Ongentys side effects
Ongentys may cause serious side effects, including:
- Falling asleep during normal activities. You may suddenly fall asleep while doing normal activities such as driving a car, talking or eating while taking Ongentys or other medicines used to treat Parkinson’s disease, without being drowsy or without warning. This may result in having accidents. Your chances of falling asleep while doing normal activities while taking Ongentys are higher if you take other medicines that cause drowsiness.
- Low blood pressure or dizziness. Low blood pressure, dizziness, light headedness, or fainting can happen with Ongentys. Tell your healthcare provider if you become dizzy, lightheaded, or faint while taking Ongentys.
- Uncontrolled sudden movements (dyskinesia). Ongentys may cause uncontrolled sudden movements or make such movements you already have worse or happen more often. Tell your healthcare provider if this happens.
- Seeing, hearing, believing, or feeling things that are not real or not true. Taking Ongentys may cause seeing, hearing, or feeling things that are not real (hallucinations), believing things that are not real (delusions), or aggressive behavior. Tell your healthcare provider if you have any of these changes in your behavior.
- Unusual urges (impulse control and compulsive disorders). Some people taking Ongentys may get urges to behave in a way unusual for them. Examples of this are unusual urges to gamble, increased sexual urges, strong urges to spend money, binge eating, and the inability to control these urges. If you or your family notice that you are developing any unusual behaviors, talk to your healthcare provider.
Tell your healthcare provider if you experience any of these side effects.
The most common side effects include:
- uncontrolled sudden movements (dyskinesia)
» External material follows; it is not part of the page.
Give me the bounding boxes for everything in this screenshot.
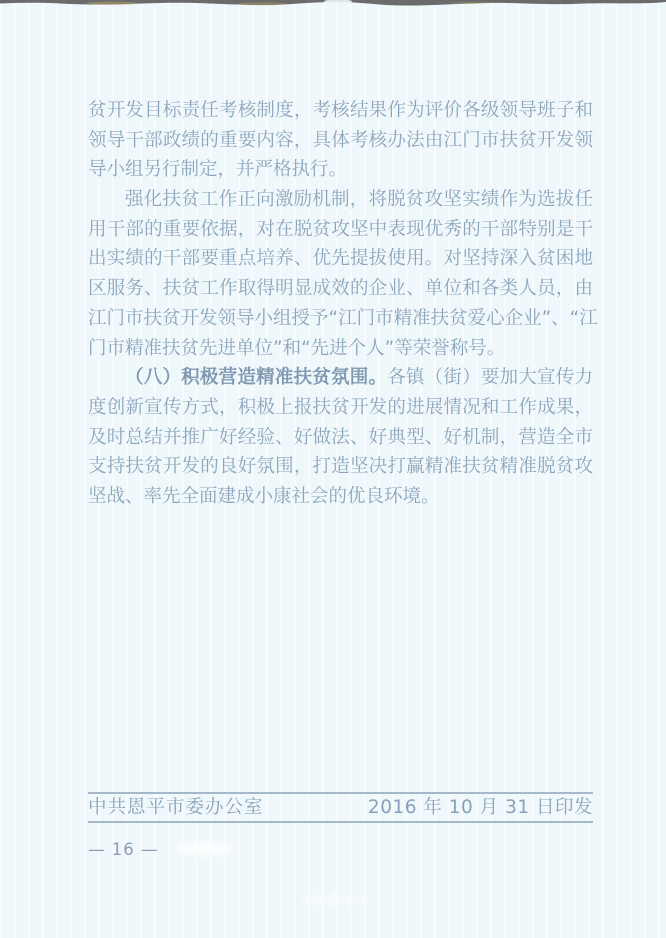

- increase in a certain enzyme called blood creatine kinase
- low blood pressure
- weight loss
These are not all of the possible side effects. Call your healthcare provider for medical advice about side effects. You may report side effects to FDA at 1-800-FDA-1088.
How should I store Ongentys?
- Store Ongentys at a temperature below 86°F (30°C).
- Keep all medicines out of the reach of children and pets.
General information about the safe and effective use of Ongentys.
Medicines are sometimes prescribed for purposes other than those listed in a Patient Information leaflet. Do not use this medicine for a condition for which it was not prescribed. Do not give it to other people, even if they have the same symptoms that you have. It may harm them. You can ask your pharmacist or healthcare provider for information that is written for health professionals.
What are the ingredients in Ongentys?
Active ingredient: opicapone
Inactive ingredients: lactose, magnesium stearate, pregelatinized starch, and sodium starch glycolate. The capsule shells contain: FD&C Blue#2, FD&C Red#3, gelatin, and titanium dioxide.
Always consult your healthcare provider to ensure the information displayed on this page applies to your personal circumstances.